Quelles conditions pour réussir ? (Conclusion)
En synthèse, le modèle Xempus a du potentiel en France, mais son succès n’est pas garanti sans adaptations. Les principaux écueils à éviter sont liés à la transposition aveugle du modèle allemand : il faudra tenir compte du facteur humain incontournable en France (donc intégrer de l’omnicanal, du conseil personnalisé), composer avec un tissu d’acteurs très installés (donc privilégier la coopétition – partenariat avec certains assureurs ou courtiers – plutôt qu’une approche frontale), et prouver sa conformité et sa fiabilité pour gagner la confiance des usagers finaux. Les difficultés sont réelles (marché fragmenté, régulation pointilleuse, clients exigeants), mais les opportunités le sont tout autant : un marché en croissance, avide de simplification, et des joueurs traditionnels qui pourraient bénéficier d’une telle plateforme.
Pour un dirigeant d’assurance français, l’exemple Xempus offre une double leçon : d’un côté, il met en lumière les points de douleur de la distribution actuelle (lenteur, coûts, complexité) qu’un nouvel entrant agile pourrait exploiter à son profit ; de l’autre, il suggère que la réponse peut être dans l’innovation collaborative.
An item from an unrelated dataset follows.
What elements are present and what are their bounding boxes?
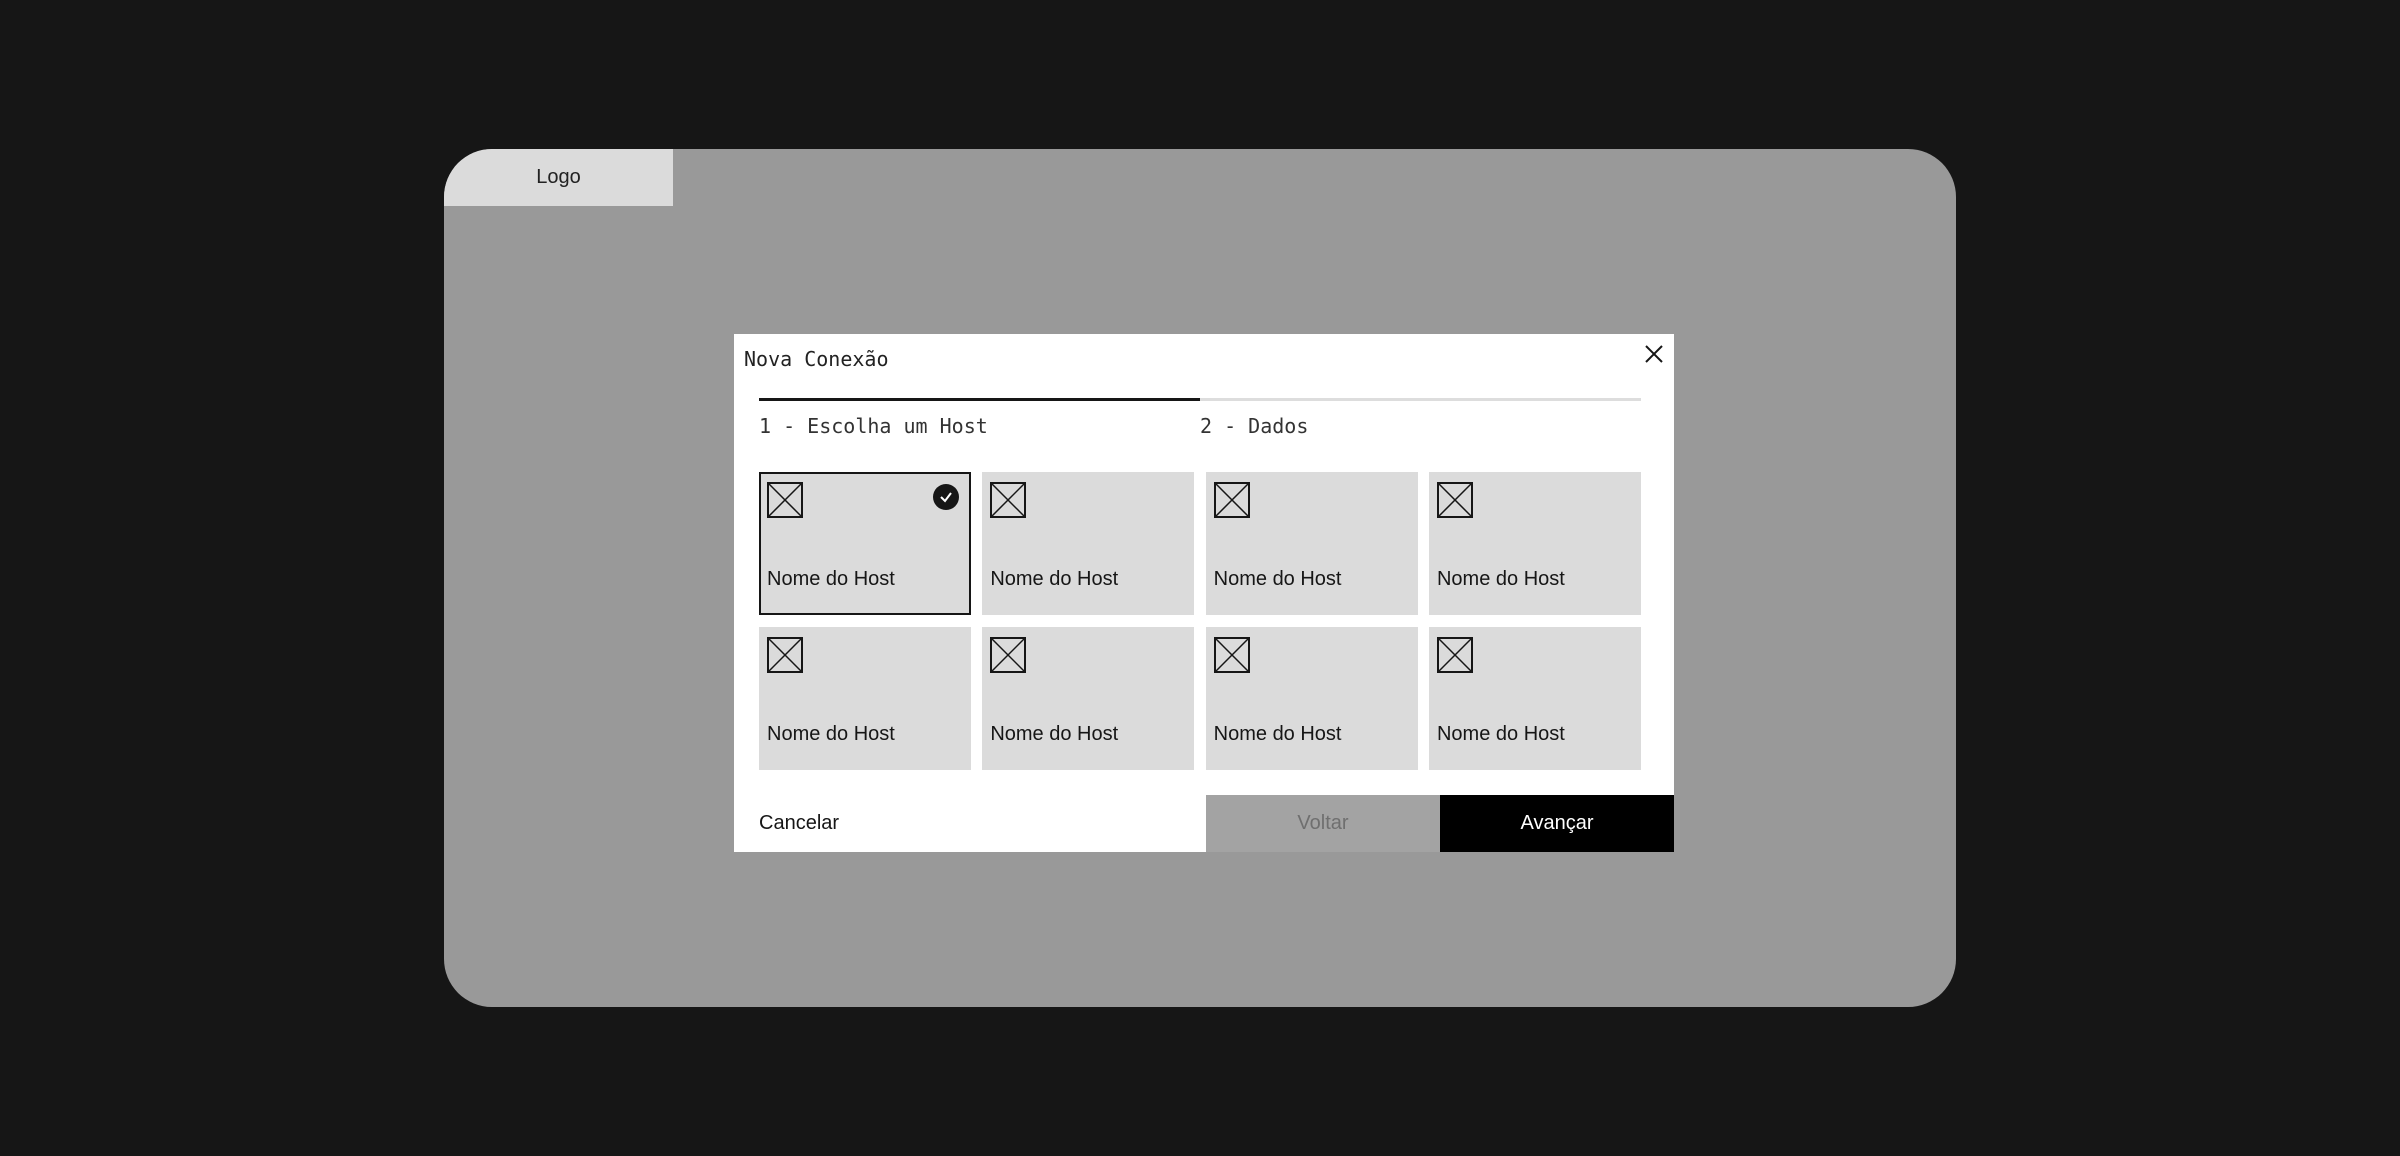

Plutôt que de subir l’arrivée d’une plateforme tierce, les assureurs pourraient choisir de l’accompagner ou de créer ensemble un équivalent, afin de transformer la contrainte digitale en avantage concurrentiel. En conclusion, répliquer Xempus en France est un défi de taille, mais pas une mission impossible – c’est une évolution peut-être nécessaire pour dépoussiérer la distribution de l’assurance vie et retraite, à condition d’y apporter une French touch faite de confiance, de partenariat et d’adaptation locale. Les prochains mois/années diront si ce saut digital est franchissable dans l’Hexagone, mais une chose est sûre : le jeu en vaut la chandelle au vu du marché à conquérir.